Surely it was gone. Surely someone had grabbed it from Burdette Field and taken it home to the housing projects and now Bob Gibson wouldn't have a baseball glove.
He was just a kid. He was devastated.
The next Saturday, Gibson returned to Burdette hoping for a miracle. He found his glove on a bench, right where he left it.
It was so beaten up, he figured, nobody wanted it.
Sixty-five years later, Gibson's glove is bronzed. The greatest athlete Omaha has ever produced — and one of the toughest sons-of-a-gun major league baseball has ever known — stood under his new 1,000-pound statue Thursday morning and fought back tears.
“There's really no explanation for the feeling I have inside,” Gibson said. “I'm elated.”
Elated that a couple hundred dignitaries and fans turned out on a crummy April morning to praise him. Elated that 38 years after his last fastball, his hometown found a new way to honor him.
Gibson is 77. And though he looks a decade younger, he recognizes the symbolic power of an art piece that will outlive his body. Even bronze, though, can't outlast his legend.
You hear it in the words of Bill White, who played with and against Gibson. Describe him.
“Mean,” White said. “And a winner.”
You hear it in the words of Tim McCarver, who caught Game One of the 1968 World Series, when Gibson struck out 17 Detroit Tigers, a major league record. McCarver thinks about Gibson every day, he says. He'll think about him till the day he dies.
“My hand still hurts,” he said.
You hear it in the words of Joe Torre, who played six years with Gibson in St. Louis.
Pitchers today try to keep batters from swinging, Torre said. They try to attack weaknesses. Gibson didn't waste his time. He knew his strengths and challenged hitters — “Here, I dare you.”
You hear it in the words of Warren Buffett, who met Gibson more than 50 years ago and calls the Hall of Famer one of his heroes.
Ten or 15 years ago, Buffett said, he grabbed a bat and faced Gibson for fun.
“I did not crowd the plate,” Buffett said. “I saw him wind up and the next thing I heard was strike one. He wound up again, strike two. The third time, the same thing happened and the umpire said strike three.
“And I turned back to him and I said, 'I think that last pitch sounded a little high.'”
When Torre saw the cover come off the statue Thursday morning, the first thing he noticed was the bronze right hand, coiled around Gibson's body.
“The animation of it,” Torre said. “This is him letting the ball go. If you continue it, his rear end is going to be facing the plate. That's how much energy he had going toward the plate.”
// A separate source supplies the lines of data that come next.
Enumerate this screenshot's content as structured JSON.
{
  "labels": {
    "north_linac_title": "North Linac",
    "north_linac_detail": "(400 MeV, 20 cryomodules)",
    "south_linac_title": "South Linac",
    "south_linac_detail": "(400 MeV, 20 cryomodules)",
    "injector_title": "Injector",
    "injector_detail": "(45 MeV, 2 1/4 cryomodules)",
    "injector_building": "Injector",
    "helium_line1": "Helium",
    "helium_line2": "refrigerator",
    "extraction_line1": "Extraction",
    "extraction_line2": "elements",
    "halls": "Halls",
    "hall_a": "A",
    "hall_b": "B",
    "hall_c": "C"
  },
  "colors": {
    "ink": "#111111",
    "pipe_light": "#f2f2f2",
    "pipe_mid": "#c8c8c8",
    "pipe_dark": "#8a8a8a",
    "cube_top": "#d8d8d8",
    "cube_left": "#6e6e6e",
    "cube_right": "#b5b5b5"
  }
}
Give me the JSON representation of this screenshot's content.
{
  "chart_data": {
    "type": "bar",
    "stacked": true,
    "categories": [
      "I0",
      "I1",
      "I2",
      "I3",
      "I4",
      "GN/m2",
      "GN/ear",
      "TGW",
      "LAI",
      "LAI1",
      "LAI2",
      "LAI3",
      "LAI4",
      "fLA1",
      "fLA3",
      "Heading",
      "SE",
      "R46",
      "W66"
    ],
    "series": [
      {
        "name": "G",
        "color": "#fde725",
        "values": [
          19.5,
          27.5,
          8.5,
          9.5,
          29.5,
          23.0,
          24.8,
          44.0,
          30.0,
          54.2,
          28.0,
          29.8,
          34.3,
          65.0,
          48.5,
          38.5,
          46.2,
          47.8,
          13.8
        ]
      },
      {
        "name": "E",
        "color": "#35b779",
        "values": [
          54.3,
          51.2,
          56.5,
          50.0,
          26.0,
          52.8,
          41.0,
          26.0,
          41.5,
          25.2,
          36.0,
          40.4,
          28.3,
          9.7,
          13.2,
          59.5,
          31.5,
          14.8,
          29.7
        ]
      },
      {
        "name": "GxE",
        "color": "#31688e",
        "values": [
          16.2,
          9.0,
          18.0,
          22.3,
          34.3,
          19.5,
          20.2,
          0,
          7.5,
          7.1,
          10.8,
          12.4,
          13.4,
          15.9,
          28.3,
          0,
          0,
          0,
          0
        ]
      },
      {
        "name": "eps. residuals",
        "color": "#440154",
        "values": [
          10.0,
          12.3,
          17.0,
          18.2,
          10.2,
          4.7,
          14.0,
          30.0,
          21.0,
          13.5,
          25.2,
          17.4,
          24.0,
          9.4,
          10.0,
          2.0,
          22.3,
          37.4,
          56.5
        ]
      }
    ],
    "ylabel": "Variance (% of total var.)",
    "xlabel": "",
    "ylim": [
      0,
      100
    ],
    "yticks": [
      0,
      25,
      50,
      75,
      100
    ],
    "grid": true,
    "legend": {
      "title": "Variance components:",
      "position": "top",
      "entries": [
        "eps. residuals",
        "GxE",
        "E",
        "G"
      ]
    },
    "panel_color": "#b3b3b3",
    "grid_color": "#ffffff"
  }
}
Gibson didn't choose the pose — that was sculptor Littleton Alston's job. He did, however, participate in the creation. Alston invited him one day to the studio, where he instructed Gibson to lie face-up on a table. He applied clay to Gibson's face, leaving only a hole for his nose.
“He had two straws sticking through my nose so I could breathe,” Gibson said. “That wasn't very much fun.”
Gibson, with straws sticking out of his nose? Hard to imagine.
Said Alston: “I'm a pro. I also know my craft. But I do say this: For a split second, as I was mixing the alginate — the rubber — I looked down at him and he was very measured and concentrating. And I thought, how fortunate it is that this is being done now.”
Thirty-two years after his Hall of Fame induction. Forty-five years after his 17 strikeouts. Fifty-six years after he started a career in baseball. But not too late.
Just before the unveiling, Gibson climbed a makeshift stage in the frigid tent outside Werner Park. The crowd rose to applaud him. He stepped before the microphone, soaked it in and smiled.
“I feel like I should do something,” he said.
The cheers continued. He'd done enough.